2026-02-16 –, Auditorium
In 2025 alone, Immunefi paid out close to $11,000,000 in bug bounties for critical crypto vulnerabilities. preventing exploits that could have resulted in hundreds of millions of dollars in losses.
This talk breaks down a few of the highest-impact bounty payouts of 2025, focusing on what actually drove seven-figure and high six-figure rewards. We’ll examine specific vulnerabilities, system designs, and attacker mindsets behind the most severe findings, and explain why these specific bugs justified such large payouts.
This session is grounded in specific cases in 2025 across DeFi, bridges, L2s, and core infrastructure. Attendees will gain a practical understanding of where the highest paying security risks surfaced in 2025, and what both researchers and protocol teams should prioritize going forward.
This talk is structured around a small number of high-impact 2025 case studies, including:
- The technical root cause of some of the largest bounty payouts of the year
- How these vulnerabilities could have been exploited in the wild
- What made these reports stand out and qualify for top-tier rewards
Each case is anonymized or based on information approved for public disclosure, and is used to extract concrete lessons for:
- Whitehats looking to focus on high-impact targets
- Protocol teams aiming to prevent catastrophic bugs
- The goal is to give attendees a realistic picture of what “critical” actually looks like in 2025 crypto systems.
Alejandro Muñoz-McDonald is a Senior Security Researcher and Smart Contract Lead Triager at Immunefi, with over eight years of experience in Web3 security. He joined Immunefi in January 2022 as one of the earliest members of the company’s 24/7 triage team.

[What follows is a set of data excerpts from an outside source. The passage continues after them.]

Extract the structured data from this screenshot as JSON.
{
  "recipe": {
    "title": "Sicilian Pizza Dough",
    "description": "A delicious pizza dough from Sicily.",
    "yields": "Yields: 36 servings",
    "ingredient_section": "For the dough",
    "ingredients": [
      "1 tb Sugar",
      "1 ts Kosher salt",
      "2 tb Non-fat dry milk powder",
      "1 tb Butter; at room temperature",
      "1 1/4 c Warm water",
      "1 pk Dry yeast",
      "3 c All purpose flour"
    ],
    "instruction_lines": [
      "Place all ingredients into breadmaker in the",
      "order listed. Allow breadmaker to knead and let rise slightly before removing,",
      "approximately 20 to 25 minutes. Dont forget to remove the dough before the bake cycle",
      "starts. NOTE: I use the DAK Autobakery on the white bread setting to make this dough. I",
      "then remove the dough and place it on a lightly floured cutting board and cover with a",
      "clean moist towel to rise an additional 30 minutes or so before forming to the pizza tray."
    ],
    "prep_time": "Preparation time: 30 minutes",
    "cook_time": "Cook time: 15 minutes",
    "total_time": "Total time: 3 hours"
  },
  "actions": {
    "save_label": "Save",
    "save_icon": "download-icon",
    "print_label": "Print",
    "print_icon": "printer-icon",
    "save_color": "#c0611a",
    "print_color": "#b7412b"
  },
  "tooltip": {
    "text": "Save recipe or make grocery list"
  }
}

Immunefi has facilitated more responsible disclosures than any other organization in the crypto ecosystem. In his role, Alejandro has personally handled thousands of vulnerability reports and has been directly involved in hundreds of critical incident response events across DeFi, bridges, and core blockchain infrastructure. This hands-on exposure to real-world exploits, near-misses, and complex attack paths has given him a rare, practical perspective on where crypto systems fail in practice.